Thursday, January 23, 2020

Cranes and Crabs

Whooping Crane at Aransas National
Wildlife Refuge, Texas
The Whooping Crane (Grus americana) is a comeback species. These cranes once ranged across North America. They were contemporaries of the great ice age animals like Giant Sloths, Mammoths and Dire Wolves. Whooping Crane fossils have been unearthed from California to Idaho to Florida. European settlers found these large birds numerous and delicious. Market hunting as well as habitat loss drove the Whooping Crane to near extinction. In the 1940s the Whooping Crane population in the wild was twenty-one birds.
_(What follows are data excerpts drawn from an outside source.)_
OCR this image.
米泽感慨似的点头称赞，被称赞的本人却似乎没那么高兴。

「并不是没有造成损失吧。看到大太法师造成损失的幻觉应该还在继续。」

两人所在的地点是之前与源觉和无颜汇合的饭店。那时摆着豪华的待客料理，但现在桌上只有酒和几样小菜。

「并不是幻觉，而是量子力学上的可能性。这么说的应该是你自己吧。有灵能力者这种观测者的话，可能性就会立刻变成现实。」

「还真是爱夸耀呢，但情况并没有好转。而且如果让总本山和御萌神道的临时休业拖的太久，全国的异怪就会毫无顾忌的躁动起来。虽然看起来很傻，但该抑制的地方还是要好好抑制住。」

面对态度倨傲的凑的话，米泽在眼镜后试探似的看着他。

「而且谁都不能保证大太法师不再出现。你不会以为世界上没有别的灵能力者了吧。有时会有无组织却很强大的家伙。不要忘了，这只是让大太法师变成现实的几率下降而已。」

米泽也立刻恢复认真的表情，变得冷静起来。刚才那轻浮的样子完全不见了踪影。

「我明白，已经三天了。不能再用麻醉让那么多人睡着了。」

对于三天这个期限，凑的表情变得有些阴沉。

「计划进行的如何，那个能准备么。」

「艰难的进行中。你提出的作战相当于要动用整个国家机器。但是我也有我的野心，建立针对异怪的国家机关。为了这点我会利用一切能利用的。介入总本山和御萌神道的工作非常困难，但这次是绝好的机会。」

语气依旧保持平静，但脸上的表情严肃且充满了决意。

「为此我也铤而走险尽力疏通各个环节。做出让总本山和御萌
Now it exceeds 800.

Two adult Whooping Cranes in a marsh at Aransas
The last natural population of Whooping Cranes breeds in Northern Canada then migrates to Texas to winter in coastal marshes. Conservationists have established a new migratory population that breeds in Wisconsin and winters in Central Florida. Two new non-migratory Whooping Crane populations have also been established in Florida and Louisiana.

In November, Diane and I saw Whooping Cranes on their wintering grounds in the Aransas National Wildlife Refuge near Rockport, Texas. The day started by boarding Captain Tommy Moore’s boat the Skimmer. Upon leaving the boat harbor we entered Aransas Bay. The bay is brackish and shielded from the Gulf of Mexico by low barrier islands. Salt water from the Gulf enters the bay through Aransas Pass and Cedar Bayou.  The gulf water and mixes with freshwater that flows into the bay from the Aransas and Mission Rivers. Captain Tommy piloted the Skimmer past natural gas wells and oyster bars covered with pelicans. We soon reached a large marsh and Whooping Cranes were scattered about, feeding in small pools. Whooping Cranes are large birds, standing 5 feet tall and weighing up to 16 pounds. Adult cranes are white with black wingtips, a red crown and a dark, dagger-like beak.

Whooping Crane with freshly caught Blue Crab

Another crane another crab



In the Texas marshes, the cranes eat whatever they can catch, including frogs, fish, and mollusks. But, their favorite food seems to be Blue Crabs (Callinectes sapidis). The cranes stalk through shallow ponds in the marsh, probing with their beaks and stabbing their crab dinner. They then throw the crab up on the bank and eat it in pieces.

Someone asked me once what the rarest bird I had ever seen was. I did not have an answer because I do not think about birds in those terms. Now I have an answer. Whooping Cranes, those relics of the ice age, numbering in their hundreds, living on the edge of extinction and on the edge of the continent, are the rarest birds I have seen.